When US President Donald Trump met North Korea’s leader Kim Jong-un in Singapore on 12 June, there was great speculation that this historic summit could result in an official end to the Korean War of 1950-53. Sixty-five years after the armistice which ended that conflict, the formal details of a peace treaty still remain elusive, hence the rise in hopes that this step could finally be within grasp and a semblance of peace and stability restored to the troubled peninsula.

Australia would have particular reason to welcome such an outcome, since it was among the 17 members of the United Nations Organisation which contributed combat forces to the conflict. As with the other combatants, Australia suffered a large number of casualties, including 340 dead. Among these were 43 personnel who—to this day—are recorded as missing in action, because their remains were never recovered.

Following the later Vietnam conflict (1964-1973), Australia was in a not dissimiliar position. After the withdrawal of combat forces in 1971-72, the Defence Department was unable to account for six personnel (four Army, two Air Force) who were almost certainly killed while on service, but who could not be accorded a proper burial.
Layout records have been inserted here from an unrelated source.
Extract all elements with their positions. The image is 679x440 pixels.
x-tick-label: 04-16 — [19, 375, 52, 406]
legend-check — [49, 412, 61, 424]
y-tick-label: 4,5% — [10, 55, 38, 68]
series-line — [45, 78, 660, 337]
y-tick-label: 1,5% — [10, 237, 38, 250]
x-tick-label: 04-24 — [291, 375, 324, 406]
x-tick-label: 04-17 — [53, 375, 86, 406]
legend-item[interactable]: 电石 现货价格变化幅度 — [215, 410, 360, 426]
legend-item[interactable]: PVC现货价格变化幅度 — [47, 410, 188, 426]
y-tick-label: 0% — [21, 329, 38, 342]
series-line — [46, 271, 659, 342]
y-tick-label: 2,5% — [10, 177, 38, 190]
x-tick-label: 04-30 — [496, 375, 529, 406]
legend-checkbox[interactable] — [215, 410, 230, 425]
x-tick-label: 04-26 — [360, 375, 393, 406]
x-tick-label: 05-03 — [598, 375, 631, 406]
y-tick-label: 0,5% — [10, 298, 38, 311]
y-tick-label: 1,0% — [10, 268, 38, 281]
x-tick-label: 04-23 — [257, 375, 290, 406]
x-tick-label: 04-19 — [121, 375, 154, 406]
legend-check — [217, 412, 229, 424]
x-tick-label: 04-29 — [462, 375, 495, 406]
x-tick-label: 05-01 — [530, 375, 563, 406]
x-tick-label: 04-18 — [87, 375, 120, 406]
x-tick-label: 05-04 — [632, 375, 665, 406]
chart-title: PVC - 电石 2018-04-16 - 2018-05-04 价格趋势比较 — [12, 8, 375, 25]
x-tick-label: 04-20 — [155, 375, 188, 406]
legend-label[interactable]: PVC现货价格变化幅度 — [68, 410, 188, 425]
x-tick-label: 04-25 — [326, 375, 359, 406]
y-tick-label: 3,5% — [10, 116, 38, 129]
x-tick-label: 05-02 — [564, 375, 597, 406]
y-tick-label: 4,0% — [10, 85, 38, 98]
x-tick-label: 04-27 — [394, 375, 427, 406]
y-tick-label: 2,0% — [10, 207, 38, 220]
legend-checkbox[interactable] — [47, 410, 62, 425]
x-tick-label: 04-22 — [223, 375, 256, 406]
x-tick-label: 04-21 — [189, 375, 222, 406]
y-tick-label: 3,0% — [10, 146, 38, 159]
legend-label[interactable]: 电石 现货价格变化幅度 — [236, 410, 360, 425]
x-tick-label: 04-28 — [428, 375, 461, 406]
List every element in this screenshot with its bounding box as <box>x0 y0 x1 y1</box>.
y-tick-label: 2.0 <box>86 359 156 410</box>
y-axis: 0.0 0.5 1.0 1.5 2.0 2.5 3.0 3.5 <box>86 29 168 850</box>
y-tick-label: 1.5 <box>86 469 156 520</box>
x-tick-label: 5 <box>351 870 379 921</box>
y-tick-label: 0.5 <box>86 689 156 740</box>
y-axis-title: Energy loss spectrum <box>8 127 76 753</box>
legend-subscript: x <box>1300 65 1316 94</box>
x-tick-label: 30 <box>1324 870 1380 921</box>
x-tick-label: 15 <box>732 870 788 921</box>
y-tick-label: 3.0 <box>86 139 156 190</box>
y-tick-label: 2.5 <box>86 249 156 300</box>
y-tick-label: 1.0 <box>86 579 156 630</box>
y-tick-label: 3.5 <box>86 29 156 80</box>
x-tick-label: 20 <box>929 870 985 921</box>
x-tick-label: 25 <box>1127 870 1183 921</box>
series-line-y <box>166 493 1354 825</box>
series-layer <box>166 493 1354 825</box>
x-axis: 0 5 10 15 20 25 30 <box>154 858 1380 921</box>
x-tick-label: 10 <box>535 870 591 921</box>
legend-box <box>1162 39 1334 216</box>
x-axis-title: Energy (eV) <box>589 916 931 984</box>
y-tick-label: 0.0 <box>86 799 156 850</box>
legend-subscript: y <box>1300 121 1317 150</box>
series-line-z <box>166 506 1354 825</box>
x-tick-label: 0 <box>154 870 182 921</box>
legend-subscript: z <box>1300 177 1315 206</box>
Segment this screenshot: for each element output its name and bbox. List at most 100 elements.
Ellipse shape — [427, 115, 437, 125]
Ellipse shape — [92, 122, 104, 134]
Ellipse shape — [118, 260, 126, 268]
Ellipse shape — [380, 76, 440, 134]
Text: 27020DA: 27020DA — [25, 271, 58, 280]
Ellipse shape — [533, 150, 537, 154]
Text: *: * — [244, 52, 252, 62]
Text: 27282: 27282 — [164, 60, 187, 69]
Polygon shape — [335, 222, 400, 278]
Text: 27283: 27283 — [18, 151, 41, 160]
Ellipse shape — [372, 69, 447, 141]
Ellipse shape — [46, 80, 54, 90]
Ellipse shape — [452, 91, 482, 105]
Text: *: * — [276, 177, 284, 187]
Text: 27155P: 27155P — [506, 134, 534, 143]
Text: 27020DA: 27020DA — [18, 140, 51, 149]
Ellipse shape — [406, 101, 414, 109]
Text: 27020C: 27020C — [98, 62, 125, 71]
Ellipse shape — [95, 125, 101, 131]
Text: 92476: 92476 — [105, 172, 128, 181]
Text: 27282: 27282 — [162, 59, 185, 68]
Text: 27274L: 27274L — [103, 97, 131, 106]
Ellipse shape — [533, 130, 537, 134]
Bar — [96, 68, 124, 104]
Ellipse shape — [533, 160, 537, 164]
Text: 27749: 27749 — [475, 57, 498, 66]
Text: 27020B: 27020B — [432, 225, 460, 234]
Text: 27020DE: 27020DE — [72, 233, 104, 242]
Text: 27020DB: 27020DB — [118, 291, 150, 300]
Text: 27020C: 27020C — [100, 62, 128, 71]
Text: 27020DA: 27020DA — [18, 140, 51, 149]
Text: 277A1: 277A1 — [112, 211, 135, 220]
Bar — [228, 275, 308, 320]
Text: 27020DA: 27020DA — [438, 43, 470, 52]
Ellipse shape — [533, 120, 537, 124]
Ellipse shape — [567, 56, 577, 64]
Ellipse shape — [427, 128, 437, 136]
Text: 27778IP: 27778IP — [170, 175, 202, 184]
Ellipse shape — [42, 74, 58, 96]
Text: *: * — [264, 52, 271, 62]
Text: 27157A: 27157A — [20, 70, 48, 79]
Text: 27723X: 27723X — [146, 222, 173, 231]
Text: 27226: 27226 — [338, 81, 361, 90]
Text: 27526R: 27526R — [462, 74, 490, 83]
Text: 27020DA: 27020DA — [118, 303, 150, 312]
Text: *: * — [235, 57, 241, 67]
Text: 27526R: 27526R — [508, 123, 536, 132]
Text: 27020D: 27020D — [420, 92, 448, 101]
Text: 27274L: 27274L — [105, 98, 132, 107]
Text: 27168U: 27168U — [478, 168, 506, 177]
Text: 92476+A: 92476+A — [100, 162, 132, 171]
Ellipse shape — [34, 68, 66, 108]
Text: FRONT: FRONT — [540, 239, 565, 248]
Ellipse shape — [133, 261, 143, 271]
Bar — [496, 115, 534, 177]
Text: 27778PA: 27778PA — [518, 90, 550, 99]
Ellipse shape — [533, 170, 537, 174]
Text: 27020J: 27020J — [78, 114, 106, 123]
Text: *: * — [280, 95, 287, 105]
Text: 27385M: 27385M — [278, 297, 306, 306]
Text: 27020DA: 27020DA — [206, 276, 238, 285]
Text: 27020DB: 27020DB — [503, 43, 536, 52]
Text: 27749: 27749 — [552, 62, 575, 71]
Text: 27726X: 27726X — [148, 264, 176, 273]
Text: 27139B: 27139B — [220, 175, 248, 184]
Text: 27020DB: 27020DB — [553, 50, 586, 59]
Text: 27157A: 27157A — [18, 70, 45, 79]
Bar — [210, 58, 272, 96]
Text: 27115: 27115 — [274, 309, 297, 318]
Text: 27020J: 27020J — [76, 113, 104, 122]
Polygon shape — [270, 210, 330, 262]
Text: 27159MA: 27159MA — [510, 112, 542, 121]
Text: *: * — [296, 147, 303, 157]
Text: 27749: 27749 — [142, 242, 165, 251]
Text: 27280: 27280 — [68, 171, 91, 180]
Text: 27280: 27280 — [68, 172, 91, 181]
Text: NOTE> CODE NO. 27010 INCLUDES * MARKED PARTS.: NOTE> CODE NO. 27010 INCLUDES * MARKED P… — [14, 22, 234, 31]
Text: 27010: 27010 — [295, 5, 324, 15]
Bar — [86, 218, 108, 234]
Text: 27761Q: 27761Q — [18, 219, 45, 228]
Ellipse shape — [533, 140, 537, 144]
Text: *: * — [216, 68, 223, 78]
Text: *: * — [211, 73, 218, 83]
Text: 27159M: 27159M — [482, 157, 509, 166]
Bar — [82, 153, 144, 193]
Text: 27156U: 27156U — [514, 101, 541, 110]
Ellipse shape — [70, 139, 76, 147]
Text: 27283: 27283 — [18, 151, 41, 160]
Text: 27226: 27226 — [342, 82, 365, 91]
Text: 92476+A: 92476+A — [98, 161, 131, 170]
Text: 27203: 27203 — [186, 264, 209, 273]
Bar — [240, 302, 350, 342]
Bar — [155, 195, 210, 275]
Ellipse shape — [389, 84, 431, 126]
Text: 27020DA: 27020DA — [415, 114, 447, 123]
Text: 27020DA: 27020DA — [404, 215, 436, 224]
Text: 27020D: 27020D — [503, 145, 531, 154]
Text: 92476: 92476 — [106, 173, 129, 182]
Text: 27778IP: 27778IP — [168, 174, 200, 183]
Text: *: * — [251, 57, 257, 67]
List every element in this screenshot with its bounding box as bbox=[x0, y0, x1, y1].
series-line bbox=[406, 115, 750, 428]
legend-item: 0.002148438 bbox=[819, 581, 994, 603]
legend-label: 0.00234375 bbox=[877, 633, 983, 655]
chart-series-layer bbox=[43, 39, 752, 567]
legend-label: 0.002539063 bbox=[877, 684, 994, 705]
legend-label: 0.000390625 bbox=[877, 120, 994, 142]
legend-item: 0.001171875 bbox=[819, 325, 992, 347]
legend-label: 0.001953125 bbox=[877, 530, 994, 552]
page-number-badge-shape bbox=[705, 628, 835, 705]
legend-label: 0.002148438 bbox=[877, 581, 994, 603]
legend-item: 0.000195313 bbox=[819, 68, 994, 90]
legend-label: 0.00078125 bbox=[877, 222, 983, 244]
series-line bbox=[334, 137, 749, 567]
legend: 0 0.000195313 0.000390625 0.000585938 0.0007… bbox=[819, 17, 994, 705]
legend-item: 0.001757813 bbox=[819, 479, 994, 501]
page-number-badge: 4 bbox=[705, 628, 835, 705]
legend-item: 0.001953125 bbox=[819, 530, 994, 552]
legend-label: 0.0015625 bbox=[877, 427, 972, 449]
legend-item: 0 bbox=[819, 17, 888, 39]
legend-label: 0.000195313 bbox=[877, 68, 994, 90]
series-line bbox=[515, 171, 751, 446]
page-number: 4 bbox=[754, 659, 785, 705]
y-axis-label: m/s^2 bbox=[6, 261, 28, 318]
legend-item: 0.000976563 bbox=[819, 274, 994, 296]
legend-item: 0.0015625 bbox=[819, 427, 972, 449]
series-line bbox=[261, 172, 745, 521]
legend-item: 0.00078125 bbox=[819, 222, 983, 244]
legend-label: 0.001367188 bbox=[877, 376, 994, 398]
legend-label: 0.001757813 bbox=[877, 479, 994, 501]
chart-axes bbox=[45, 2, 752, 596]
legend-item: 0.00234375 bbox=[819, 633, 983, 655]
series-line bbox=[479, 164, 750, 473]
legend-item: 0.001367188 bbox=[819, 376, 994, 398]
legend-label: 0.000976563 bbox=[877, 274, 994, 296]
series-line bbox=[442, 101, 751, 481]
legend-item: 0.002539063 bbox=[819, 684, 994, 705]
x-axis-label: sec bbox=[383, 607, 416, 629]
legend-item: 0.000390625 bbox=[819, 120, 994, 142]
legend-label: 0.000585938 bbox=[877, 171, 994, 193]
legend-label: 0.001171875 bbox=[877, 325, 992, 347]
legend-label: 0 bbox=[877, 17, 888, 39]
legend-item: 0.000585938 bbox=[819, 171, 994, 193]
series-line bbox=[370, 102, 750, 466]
Incredibly, however, in 2007-2009 the remains of all six were finally located and repatriated, bringing to an end this sad legacy of conflict.

Given the separation of time since the end of the Korean War, the hopes of achieving a similar outcome may seem more remote. At the armistice Australia remained unable to account for 23 Army personnel, plus 18 from the Royal Australian Air Force and two from the Royal Australian Navy. Particularly perplexing were the men of the RAAF and RAN—all of them aviators who had been shot down or crashed in North Korea, or simply failed to return from sorties over enemy territory, never to be heard of again.

  

Missing in action (left to right): Pilot Officer Don Ellis, first RAAF pilot reported missing, Dec. 1950; Sub-Lieut. Ron Coleman, lost on a RAN combat air patrol over the Yellow Sea, Jan. 1952; Squadron Leader Don Hillier, most senior RAAF MIA, lost near Hanoori, North Korea, Mar. 1953.

Not just Australia but Britain has an equal interest in seeking a resolution of the missing-in-action issue. While Britain provided ground combat forces to the UN Command in Korea, it separately sent a number of pilots to join the sole Australian air combat unit engaged in the conflict. This was No 77 Squadron of the RAAF, which entered the war flying American propellor-driven P-51 Mustang fighters but after the first year of fighting re-equipped with British Meteor jets.

As a result of this arrangement, the Royal Air Force has four pilots also listed as missing in action while serving with 77 Squadron, RAAF, who all disappeared during the first half of 1953. Presumably the British government would be equally interested in obtaining a final reckoning of its combat losses from the Korean conflict. Also the Australian Navy, which lost two pilots of No. 805 Squadron operating from the RAN carrier Sydney in late 1951 and early 1952; one of whom was definitely known to have been shot down over North Korea.

Although descendants alive today to mourn United Nations Command losses are more likely to be children and grand-children of serving members, rather than parents and siblings, Australia still has an obligation to repatriate the remains of its personnel recorded as ‘missing in action’. This means it continues to have a keen interest in the outcome of negotiations to settle outstanding issues from the Korean conflict.

Whether Australia can enter into discussions with North Korea seeking return of its war dead will largely depend on progress that the U.S. is able to make to repatriate remains of the 5,300 of its soldiers still missing after the Korea conflict. Latest news from mid-July reports ‘productive’ discussions at working level meetings, with talk of remains already collected being transferred shortly, and for searches for further remains to be resumed in the near future.